All these years later, many miles away
From where he picked, my wife and I go out
With plastic bags, hoping, each summer's end,
To find and pick and eat, and so to join
In secular communion with the dead.
The finest poem about blackberry-picking I know is by Seamus Heaney, while the best one about picking apples is After Apple-picking, by Robert Frost. Both of them are about so much else.

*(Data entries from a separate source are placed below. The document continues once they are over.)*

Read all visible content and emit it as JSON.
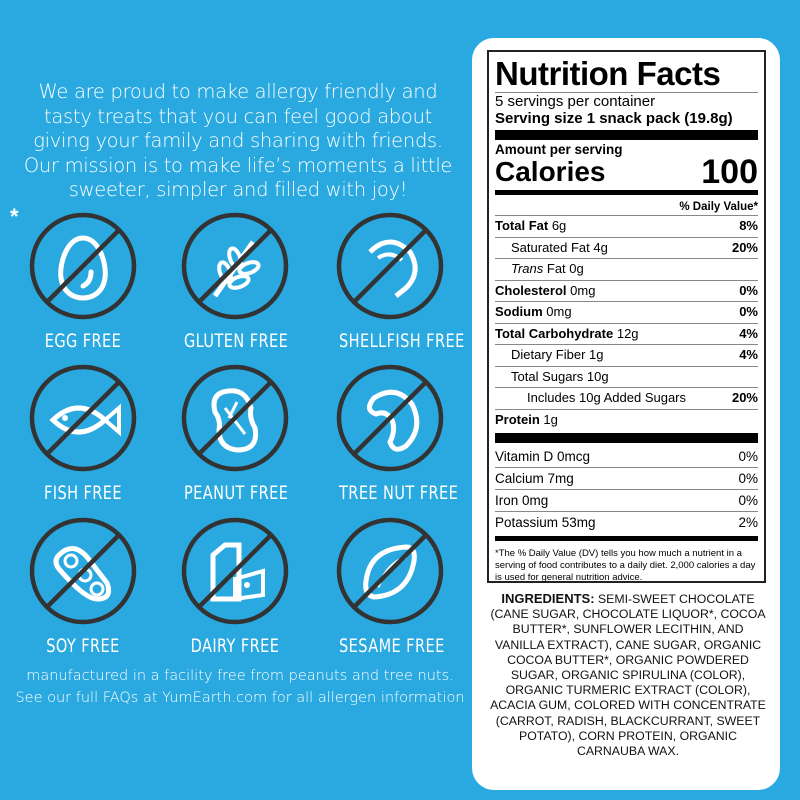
{
  "intro": "We are proud to make allergy friendly and tasty treats that you can feel  good about giving your family and sharing with friends. Our mission is to make life’s moments a little sweeter, simpler and filled with joy!",
  "asterisk": "*",
  "allergens": [
    {
      "label": "EGG FREE",
      "icon": "egg-icon"
    },
    {
      "label": "GLUTEN FREE",
      "icon": "wheat-icon"
    },
    {
      "label": "SHELLFISH FREE",
      "icon": "shrimp-icon"
    },
    {
      "label": "FISH FREE",
      "icon": "fish-icon"
    },
    {
      "label": "PEANUT FREE",
      "icon": "peanut-icon"
    },
    {
      "label": "TREE NUT FREE",
      "icon": "cashew-icon"
    },
    {
      "label": "SOY FREE",
      "icon": "soybean-icon"
    },
    {
      "label": "DAIRY FREE",
      "icon": "milk-cheese-icon"
    },
    {
      "label": "SESAME FREE",
      "icon": "sesame-seed-icon"
    }
  ],
  "footer": {
    "line1": "manufactured in a facility free from peanuts and tree nuts.",
    "line2": "See our full FAQs at YumEarth.com for all allergen information"
  },
  "colors": {
    "background": "#2aa9e0",
    "slash": "#333333"
  },
  "nutrition": {
    "title": "Nutrition Facts",
    "servings": "5 servings per container",
    "serving_size": "Serving size 1 snack pack (19.8g)",
    "amount_per_serving": "Amount per serving",
    "calories_label": "Calories",
    "calories": "100",
    "dv_header": "% Daily Value*",
    "rows": [
      {
        "name": "Total Fat",
        "amount": "6g",
        "dv": "8%"
      },
      {
        "name": "Saturated Fat",
        "amount": "4g",
        "dv": "20%"
      },
      {
        "name": "Trans",
        "amount": "Fat 0g",
        "dv": ""
      },
      {
        "name": "Cholesterol",
        "amount": "0mg",
        "dv": "0%"
      },
      {
        "name": "Sodium",
        "amount": "0mg",
        "dv": "0%"
      },
      {
        "name": "Total Carbohydrate",
        "amount": "12g",
        "dv": "4%"
      },
      {
        "name": "Dietary Fiber",
        "amount": "1g",
        "dv": "4%"
      },
      {
        "name": "Total Sugars",
        "amount": "10g",
        "dv": ""
      },
      {
        "name": "Includes 10g Added Sugars",
        "amount": "",
        "dv": "20%"
      },
      {
        "name": "Protein",
        "amount": "1g",
        "dv": ""
      }
    ],
    "vitamins": [
      {
        "name": "Vitamin D 0mcg",
        "dv": "0%"
      },
      {
        "name": "Calcium 7mg",
        "dv": "0%"
      },
      {
        "name": "Iron 0mg",
        "dv": "0%"
      },
      {
        "name": "Potassium 53mg",
        "dv": "2%"
      }
    ],
    "footnote": "*The % Daily Value (DV) tells you how much a nutrient in a serving of food contributes to a daily diet. 2,000 calories a day is used for general nutrition advice."
  },
  "ingredients": {
    "label": "INGREDIENTS:",
    "text": " SEMI-SWEET CHOCOLATE (CANE SUGAR, CHOCOLATE LIQUOR*, COCOA BUTTER*, SUNFLOWER LECITHIN, AND VANILLA EXTRACT), CANE SUGAR, ORGANIC COCOA BUTTER*, ORGANIC POWDERED SUGAR, ORGANIC SPIRULINA (COLOR), ORGANIC TURMERIC EXTRACT (COLOR), ACACIA GUM, COLORED WITH CONCENTRATE (CARROT, RADISH, BLACKCURRANT, SWEET POTATO), CORN PROTEIN, ORGANIC CARNAUBA WAX."
  }
}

To change the subject completely, I end by referring to the walk I intend to do tomorrow, unless the weather has it in for me. As Sue has chronic leukaemia, I'm planning to walk from our home to Wycombe Hospital on 5th April, Easter Monday, to raise money for Leukaemia Research. As the distance is about 13 miles or so, I'll be in walking a half-marathon in effect, and as I'm no athlete, although I'm used to waliking reasonably long distances, I need to practise. Hence tomorrow's effort. I'll just go for as long as I feel reasonably OK and get a bus back, using my senior bus pass, when I feel I've had enough. There will be ample time for other practice walks as the weather, I hope, improves.